Batalia o Puszczę Białowieską kończy się dla rządu porażką w skali europejskiej. Bruksela nie dała się przekonać, że harwestery w jednym z najcenniejszych lasów europejskich służą tego lasu ochronie, pozostała również głucha na argument, że masowa wycinka konieczna jest ze względów bezpieczeństwa. Jan Szyszko zapisał się w historii Unii jako pierwszy polityk, który nie zastosował się do decyzji Trybunału Sprawiedliwości.

Równolegle do batalii o Puszczę Białowieską toczył się jednak spór mniej popularny ale równie istotny, zakończony w listopadzie. Polskie Ministerstwo Środowiska próbowało blokować unijną reformę systemu handlu uprawnieniami do emisji CO2, który ma w konsekwencji doprowadzić do wzrostu cen za emisję. To jedno z najważniejszych narzędzi, dzięki którym Unia ma zredukować ilość emitowanych gazów cieplarnianych. Cel jest ambitny: w 2030 roku redukcja powinna wynieść 40 proc. w stosunku do roku 1990. Polska delegacja uznała, że reforma stanowi zagrożenie dla naszego systemu energetycznego i może spowodować wzrost cen energii.

Częścią umowy jest Fundusz Modernizacyjny, dzięki któremu najmniej zamożne kraje unijne będą mogły inwestować w bezbolesną transformację energetyczną. Nasi urzędnicy próbowali bronić węglowej racji stanu, lobbując za tradycyjnymi by-passami dla Polski, umożliwiającymi poprawę efektywności instalacji węglowych. Stawka jest niebagatelna: udział Polski w Funduszu Modernizacyjnym wynosi 44 proc. Według ekonomicznego think tanku WiseEuropa, Polska może liczyć w drugiej dekadzie na kwotę od 3 do 14 mld złotych, w zależności od cen uprawnień do emisji.

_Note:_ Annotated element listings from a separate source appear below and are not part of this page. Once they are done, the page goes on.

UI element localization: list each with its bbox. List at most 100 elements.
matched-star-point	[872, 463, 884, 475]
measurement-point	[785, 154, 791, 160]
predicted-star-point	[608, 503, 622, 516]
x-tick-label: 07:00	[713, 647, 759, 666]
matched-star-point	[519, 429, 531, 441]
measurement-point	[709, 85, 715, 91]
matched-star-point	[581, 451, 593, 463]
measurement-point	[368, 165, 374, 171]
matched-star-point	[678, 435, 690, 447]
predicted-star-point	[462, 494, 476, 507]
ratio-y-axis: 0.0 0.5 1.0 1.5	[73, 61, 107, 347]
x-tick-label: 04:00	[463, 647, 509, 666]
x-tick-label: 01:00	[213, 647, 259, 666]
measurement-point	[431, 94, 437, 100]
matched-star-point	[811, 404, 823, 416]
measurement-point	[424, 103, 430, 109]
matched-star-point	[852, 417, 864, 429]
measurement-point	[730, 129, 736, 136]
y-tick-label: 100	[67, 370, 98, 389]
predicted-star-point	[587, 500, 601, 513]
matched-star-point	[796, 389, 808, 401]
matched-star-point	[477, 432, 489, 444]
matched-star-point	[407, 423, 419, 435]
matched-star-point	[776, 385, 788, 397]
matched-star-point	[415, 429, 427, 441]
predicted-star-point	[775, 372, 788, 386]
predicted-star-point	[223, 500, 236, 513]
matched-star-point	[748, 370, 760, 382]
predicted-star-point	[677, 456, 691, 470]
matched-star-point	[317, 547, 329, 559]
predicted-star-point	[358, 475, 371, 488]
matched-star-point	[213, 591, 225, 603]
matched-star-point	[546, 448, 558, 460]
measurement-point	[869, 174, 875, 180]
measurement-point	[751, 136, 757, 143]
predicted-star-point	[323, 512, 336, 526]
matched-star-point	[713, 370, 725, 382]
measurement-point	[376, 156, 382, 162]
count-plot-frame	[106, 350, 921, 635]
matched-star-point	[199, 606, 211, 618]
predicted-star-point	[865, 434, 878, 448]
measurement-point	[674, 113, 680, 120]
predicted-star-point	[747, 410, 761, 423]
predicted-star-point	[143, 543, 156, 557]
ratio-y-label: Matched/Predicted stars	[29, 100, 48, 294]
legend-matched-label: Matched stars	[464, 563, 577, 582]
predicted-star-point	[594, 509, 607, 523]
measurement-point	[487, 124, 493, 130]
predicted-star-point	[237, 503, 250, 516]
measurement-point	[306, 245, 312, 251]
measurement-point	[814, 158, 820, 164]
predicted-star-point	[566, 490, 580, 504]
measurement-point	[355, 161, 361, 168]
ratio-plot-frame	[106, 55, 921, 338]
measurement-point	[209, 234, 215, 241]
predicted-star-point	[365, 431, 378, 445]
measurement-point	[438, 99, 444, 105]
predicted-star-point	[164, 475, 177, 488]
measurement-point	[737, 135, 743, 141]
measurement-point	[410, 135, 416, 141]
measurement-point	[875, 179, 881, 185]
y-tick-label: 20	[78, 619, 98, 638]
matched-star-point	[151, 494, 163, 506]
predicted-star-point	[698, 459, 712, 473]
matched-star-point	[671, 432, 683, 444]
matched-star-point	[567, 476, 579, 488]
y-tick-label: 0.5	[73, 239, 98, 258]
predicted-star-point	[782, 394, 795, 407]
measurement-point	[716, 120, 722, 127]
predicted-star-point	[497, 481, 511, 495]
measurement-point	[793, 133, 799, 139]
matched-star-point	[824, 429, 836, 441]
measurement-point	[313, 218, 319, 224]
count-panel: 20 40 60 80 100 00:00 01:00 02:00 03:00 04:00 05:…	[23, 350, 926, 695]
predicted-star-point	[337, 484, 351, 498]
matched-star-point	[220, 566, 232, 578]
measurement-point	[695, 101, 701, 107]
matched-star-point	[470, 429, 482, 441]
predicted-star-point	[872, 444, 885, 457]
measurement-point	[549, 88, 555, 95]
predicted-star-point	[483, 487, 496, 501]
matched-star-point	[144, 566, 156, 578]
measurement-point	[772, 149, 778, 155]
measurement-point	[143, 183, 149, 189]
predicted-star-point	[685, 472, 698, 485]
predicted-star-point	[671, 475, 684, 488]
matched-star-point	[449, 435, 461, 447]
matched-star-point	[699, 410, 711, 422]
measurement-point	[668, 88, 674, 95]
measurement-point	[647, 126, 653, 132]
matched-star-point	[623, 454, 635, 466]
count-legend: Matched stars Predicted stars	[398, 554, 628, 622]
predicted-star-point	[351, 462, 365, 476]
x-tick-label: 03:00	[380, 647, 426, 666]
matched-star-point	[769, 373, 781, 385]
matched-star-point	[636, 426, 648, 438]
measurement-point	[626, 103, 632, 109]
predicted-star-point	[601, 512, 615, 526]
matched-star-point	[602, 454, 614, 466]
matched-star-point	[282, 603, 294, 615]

Efekt negocjacji? Z punktu widzenia nastawionej na podtrzymywanie zależności od węgla polityki energetycznej rządu, z Brukseli Polska wróciła na tarczy - Fundusz, owszem, jest, ale w poprawę instalacji węglowych inwestować pieniądze będą mogły tylko Rumunia i Bułgaria. Polska pieniądze dostanie, ale nie może ich wykorzystać na inwestycje związane z gospodarką węglową (z czego akurat ekolodzy powinni być zadowoleni, zostaną one bowiem przeznaczone np. na termomodernizację). Oficjalny powód jest taki, że nie należy już do grona krajów najbiedniejszych. Nieoficjalny przekaz z Brukseli brzmi jednak inaczej: negocjatorzy zamiast dyskutować ze sztywnym stanowiskiem Polski, postanowili je omijać. Chcecie inwestować w węgiel? Wspaniale, ale róbcie to za swoje pieniądze - sugerują, nauczeni doświadczeniem. Przypomnijmy, że pieniądze z tzw. derogacji (oszczędności z tytułu darmowych uprawnień do emisji) polska energetyka miała przeznaczyć na rozwój niskoemisyjnych metod produkcji energii. Stało się inaczej: ich lwia część została zużyta na modernizację sektora węglowego.

Na początku grudnia nastąpiła zmiana na stanowisku premiera. Nowym szefem rządu jest Mateusz Morawiecki, który zapowiedział, że Polska dostosuje się do unijnych wytycznych w sprawie Puszczy Białowieskiej. Za wcześnie jednak wyrokować, czy to zapowiedź nowego kursu w zielonej dyplomacji, uprawianej przez Polskę.  

Zawarte w tekście poglądy i konkluzje wyrażają opinie autora i nie muszą odzwierciedlać oficjalnego stanowiska Fundacji im. Heinricha Bölla.